Gain computes how much you'll win, given the actual price.
ExpectedGain computes how much you'll win, averaged over possible prices, given a bid.
ExpectedGains computes the expected gain for all bids.

In [16]:

class GainCalculator(object):
    """Encapsulates computation of expected gain."""

    def __init__(self, player, opponent):
        """Constructs the calculator.

        player: Player
        opponent: Player
        """
        self.player = player
        self.opponent = opponent

    def ExpectedGains(self, low=0, high=75000, n=101):
        """Computes expected gains for a range of bids.

        low: low bid
        high: high bid
        n: number of bids to evaluates

        returns: tuple (sequence of bids, sequence of gains)
    
        """
        bids = np.linspace(low, high, n)

        gains = [self.ExpectedGain(bid) for bid in bids]

        return bids, gains

    def ExpectedGain(self, bid):
        """Computes the expected return of a given bid.

        bid: your bid
        """
        suite = self.player.posterior
        total = 0
        for price, prob in sorted(suite.Items()):
            gain = self.Gain(bid, price)
            total += prob * gain
        return total

    def Gain(self, bid, price):
        """Computes the return of a bid, given the actual price.

        bid: number
        price: actual price
        """
        # if you overbid, you get nothing
        if bid > price:
            return 0

        # otherwise compute the probability of winning
        diff = price - bid
        prob = self.ProbWin(diff)

        # if you are within 250 dollars, you win both showcases
        if diff <= 250:
            return 2 * price * prob
        else:
            return price * prob

    def ProbWin(self, diff):
        """Computes the probability of winning for a given diff.

        diff: how much your bid was off by
        """
        prob = (self.opponent.ProbOverbid() + 
                self.opponent.ProbWorseThan(diff))
        return prob

I'll instantiate a GainCalculator for each player, providing the other player as an opponent.

In [17]:

calc1 = GainCalculator(player1, player2)
calc2 = GainCalculator(player2, player1)

For Player 1, here's the plot of expected gain versus bid.

In [18]:

bids, gains = calc1.ExpectedGains()
thinkplot.Plot(bids, gains, label='Player 1')
thinkplot.Config(xlabel='Bid ($)', ylabel='Expected gain ($)')
print('Player 1 optimal bid', max(zip(gains, bids)))

Player 1 optimal bid (16668.781463564384, 21000.0)

Interestingly, in this case the optimal bid is higher than the guess, which is contrary to the assumption that you would always want to round down to avoid going over.

In [19]:

bids, gains = calc2.ExpectedGains()
thinkplot.Plot(bids, gains, label='Player 2')
thinkplot.Config(xlabel='Bid ($)', ylabel='Expected gain ($)')
print('Player 2 optimal bid', max(zip(gains, bids)))

Player 2 optimal bid (19365.953590885678, 31500.0)

The peak in these curves is pretty steep, which suggests it might be important to get the model right!

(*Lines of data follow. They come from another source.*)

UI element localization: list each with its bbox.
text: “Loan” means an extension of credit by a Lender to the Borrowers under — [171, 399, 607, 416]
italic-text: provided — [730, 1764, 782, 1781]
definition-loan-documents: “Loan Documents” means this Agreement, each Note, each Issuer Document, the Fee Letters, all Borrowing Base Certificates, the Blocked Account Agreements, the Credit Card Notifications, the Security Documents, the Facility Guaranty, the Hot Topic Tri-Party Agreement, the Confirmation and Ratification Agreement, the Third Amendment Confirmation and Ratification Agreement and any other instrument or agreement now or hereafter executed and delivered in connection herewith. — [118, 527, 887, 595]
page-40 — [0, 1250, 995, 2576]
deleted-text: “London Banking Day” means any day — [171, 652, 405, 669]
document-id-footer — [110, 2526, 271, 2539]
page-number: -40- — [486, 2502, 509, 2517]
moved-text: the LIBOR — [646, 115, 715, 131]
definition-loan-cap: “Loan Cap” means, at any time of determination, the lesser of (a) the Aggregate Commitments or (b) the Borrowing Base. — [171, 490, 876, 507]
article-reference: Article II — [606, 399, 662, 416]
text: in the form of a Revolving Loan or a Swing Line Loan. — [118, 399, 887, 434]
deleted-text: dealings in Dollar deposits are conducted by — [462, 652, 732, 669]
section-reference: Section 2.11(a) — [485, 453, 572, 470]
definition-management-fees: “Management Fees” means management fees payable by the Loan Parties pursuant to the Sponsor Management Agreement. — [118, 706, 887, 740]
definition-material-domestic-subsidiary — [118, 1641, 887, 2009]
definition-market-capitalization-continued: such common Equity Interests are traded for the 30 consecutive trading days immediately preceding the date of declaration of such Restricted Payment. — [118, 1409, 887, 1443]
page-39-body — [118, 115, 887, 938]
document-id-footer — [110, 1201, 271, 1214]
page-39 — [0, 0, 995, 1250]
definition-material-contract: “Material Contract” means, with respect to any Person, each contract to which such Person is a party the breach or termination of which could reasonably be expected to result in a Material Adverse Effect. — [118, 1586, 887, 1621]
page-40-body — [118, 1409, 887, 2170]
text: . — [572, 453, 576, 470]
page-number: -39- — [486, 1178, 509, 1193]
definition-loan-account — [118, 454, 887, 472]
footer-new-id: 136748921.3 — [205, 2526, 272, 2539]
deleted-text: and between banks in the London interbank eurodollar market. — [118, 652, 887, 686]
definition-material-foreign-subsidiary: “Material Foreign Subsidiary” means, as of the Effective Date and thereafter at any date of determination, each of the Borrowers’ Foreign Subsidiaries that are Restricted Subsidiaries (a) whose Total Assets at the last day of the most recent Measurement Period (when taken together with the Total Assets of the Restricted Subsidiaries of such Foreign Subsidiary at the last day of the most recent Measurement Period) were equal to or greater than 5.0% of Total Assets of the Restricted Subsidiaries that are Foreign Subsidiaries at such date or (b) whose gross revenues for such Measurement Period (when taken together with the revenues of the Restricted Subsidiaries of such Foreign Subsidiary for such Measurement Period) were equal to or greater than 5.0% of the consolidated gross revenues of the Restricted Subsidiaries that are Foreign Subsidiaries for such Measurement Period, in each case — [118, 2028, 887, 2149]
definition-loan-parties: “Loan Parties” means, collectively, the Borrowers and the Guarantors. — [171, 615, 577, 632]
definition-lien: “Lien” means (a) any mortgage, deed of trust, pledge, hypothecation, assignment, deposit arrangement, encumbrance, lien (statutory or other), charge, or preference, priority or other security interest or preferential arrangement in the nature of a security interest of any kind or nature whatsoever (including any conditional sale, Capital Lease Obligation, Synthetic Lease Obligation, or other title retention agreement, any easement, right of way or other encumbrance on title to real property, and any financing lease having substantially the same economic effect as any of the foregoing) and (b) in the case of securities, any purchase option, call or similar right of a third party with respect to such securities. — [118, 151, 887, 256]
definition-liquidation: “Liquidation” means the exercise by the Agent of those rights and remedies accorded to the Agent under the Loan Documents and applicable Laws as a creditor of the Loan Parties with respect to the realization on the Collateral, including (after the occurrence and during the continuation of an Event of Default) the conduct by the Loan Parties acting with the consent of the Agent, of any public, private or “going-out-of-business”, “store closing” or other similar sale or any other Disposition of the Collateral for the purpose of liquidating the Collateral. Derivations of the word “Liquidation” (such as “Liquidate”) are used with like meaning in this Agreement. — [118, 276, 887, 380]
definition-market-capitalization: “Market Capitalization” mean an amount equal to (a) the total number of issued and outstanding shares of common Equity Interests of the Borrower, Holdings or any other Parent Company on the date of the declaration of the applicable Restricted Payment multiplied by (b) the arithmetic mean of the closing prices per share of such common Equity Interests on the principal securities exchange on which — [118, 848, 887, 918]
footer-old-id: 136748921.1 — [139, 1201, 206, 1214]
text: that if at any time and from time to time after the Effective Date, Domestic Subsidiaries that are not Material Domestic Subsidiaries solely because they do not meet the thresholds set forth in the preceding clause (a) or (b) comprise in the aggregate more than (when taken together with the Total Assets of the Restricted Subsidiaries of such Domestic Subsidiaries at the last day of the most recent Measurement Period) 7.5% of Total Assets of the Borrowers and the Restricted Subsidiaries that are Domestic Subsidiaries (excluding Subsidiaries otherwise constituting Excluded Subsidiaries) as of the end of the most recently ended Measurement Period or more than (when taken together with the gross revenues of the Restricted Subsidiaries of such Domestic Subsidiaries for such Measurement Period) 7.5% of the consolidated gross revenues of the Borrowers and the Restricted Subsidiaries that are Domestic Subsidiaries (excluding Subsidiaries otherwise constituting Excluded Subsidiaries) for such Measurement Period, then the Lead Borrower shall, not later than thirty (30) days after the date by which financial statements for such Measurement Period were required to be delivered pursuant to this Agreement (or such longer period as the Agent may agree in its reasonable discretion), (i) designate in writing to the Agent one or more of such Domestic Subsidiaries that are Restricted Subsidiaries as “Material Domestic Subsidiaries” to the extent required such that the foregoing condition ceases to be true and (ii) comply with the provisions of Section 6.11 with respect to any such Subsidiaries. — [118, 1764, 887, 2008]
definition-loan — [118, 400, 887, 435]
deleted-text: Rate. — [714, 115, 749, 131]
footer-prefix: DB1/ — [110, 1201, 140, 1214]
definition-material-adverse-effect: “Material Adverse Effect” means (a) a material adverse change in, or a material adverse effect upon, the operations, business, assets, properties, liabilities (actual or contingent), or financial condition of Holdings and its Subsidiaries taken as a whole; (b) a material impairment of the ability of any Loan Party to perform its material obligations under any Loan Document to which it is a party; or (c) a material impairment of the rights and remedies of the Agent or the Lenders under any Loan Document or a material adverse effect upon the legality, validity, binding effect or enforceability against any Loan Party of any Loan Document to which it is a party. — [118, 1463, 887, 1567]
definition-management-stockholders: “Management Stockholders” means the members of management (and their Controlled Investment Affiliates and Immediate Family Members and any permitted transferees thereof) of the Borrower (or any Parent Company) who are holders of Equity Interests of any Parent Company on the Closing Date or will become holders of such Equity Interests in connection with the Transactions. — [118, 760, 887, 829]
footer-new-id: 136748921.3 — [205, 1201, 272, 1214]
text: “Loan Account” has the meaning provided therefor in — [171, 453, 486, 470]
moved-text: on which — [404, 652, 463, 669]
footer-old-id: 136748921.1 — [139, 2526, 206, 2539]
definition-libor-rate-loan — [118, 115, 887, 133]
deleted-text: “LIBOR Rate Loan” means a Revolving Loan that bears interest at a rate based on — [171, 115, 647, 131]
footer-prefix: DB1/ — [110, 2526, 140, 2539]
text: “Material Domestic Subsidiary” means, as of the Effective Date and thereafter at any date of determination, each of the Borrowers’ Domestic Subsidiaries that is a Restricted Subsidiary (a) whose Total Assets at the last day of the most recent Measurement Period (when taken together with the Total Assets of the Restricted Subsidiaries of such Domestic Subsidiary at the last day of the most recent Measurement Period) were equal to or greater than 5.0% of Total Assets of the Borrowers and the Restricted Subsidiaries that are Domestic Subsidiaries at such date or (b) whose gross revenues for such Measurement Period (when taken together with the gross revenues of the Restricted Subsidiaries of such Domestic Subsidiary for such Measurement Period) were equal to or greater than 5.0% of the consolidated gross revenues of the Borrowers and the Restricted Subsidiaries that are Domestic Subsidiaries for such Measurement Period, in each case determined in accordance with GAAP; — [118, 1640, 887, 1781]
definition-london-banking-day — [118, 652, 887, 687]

One of the assumptions we made is that the contestant guesses are unbiased.

Exercise 3: In Player.__init__, change the value of mu to add some bias to the contestant guesses. What effect does this change have on the results? What if you increase or decrease sigma?

Optimal bidding¶

Finally, this function plots the optimal bid for a range of guesses.

In [20]:

def PlotOptimalBid(playerA, playerB):
    """Plots optimal bid vs estimated price.
    """
    low, high = 15000, 60000
    guesses = np.linspace(low, high, 21)

    res = []
    for guess in guesses:
        playerA.MakeBeliefs(guess)
        mean = playerA.posterior.Mean()
        calc = GainCalculator(playerA, playerB)
        bids, gains = calc.ExpectedGains()
        gain, bid = max(zip(gains, bids))
        res.append((guess, mean, gain, bid))

    guesses, means, gains, bids = zip(*res)
    
    thinkplot.PrePlot(num=3)
    thinkplot.Plot([low, high], [low, high], color='gray')
    thinkplot.Plot(guesses, means, label='Posterior mean')
    thinkplot.Plot(guesses, bids, label='Optimal bid')
    thinkplot.Plot(guesses, gains, label='Expected gain')
    thinkplot.Config(xlabel='Guessed price ($)', loc='upper left')

Here are the results for Player 1.

In [21]:

player1, player2 = MakePlayers()
PlotOptimalBid(player1, player2)

Not surprisingly, the optimal bid is always below the posterior mean.

But when the guess is low, the optimal bid sometimes exceeds the guess.

Here's the same analysis for Player 2.

In [22]:

player1, player2 = MakePlayers()
PlotOptimalBid(player2, player1)

In [ ]: